I've always thought this was the most annoying quirk of notebooks in general, so it's nice to see a different take.

[+] _ZeD_|4 years ago|reply
I don't want to be that guy, but it seems to me those tools are converging to ... excel spreadsheets
[+] dagw|4 years ago|reply
An 'Excel' that is less opaque, easier to test and debug and backed by a more sane and powerful language is what a lot of the world is clamoring for. So yea, that would be great.
[+] RocketSyntax|4 years ago|reply
so every time i change a variable i train my neural network? yikes. non-linear <3

front end programmers coding for data science use case <x3

[+] legerdemain|4 years ago|reply
LOL, how often do you want your entire notebook to recompute just because you change something somewhere? Have you never tried pursuing a little side experiment in an existing notebook, or have ten abandoned false starts leading to one good result? I have many extremely long notebooks that would almost certainly crash if you tried to recompute the whole thing, and many of the cells won't work at all because the inputs are long gone. Some of these notebooks are years old. The datasets they have in memory aren't saved anywhere else. What possible motivation do I have to lose all of this precious state?

If I wanted a software-grade, rock-solid data pipeline, I would just copy-paste some code from an existing notebook and run it on Papermill.

[+] lacker|4 years ago|reply
Some of these notebooks are years old. The datasets they have in memory aren't saved anywhere else.

That sounds dangerous to me. If your computer crashes or you introduce a bug to your notebook, you could lose all that data. Personally, I prefer my notebooks to be reproducible at any point.

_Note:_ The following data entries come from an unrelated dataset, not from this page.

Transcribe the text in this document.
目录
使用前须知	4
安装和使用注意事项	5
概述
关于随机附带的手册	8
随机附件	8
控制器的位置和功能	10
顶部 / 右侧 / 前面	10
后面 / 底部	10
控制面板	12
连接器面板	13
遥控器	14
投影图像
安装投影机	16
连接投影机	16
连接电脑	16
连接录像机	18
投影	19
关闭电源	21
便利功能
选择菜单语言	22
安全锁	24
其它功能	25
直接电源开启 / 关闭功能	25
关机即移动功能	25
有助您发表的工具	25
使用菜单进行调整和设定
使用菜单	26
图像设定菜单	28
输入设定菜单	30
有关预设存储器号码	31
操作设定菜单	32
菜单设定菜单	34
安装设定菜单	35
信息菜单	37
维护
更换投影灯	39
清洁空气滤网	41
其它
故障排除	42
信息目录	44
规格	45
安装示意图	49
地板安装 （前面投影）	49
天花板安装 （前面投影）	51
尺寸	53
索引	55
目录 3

[+] MisterBiggs|4 years ago|reply
The whole notebook doesn't recompute only cells that are dependent on the cell that changed. This is extremely powerful because you never end up with stale cells that are showing incorrect values.
[+] enriquto|4 years ago|reply
> how often do you want your entire notebook to recompute just because you change something somewhere?

This is exactly what I want, always. In Jupyter I'm continuously doing the restart kernel and re-run all cells dance. It is annoying and I love another system optimized for that like Pluto, without those stupid non-deterministic cells.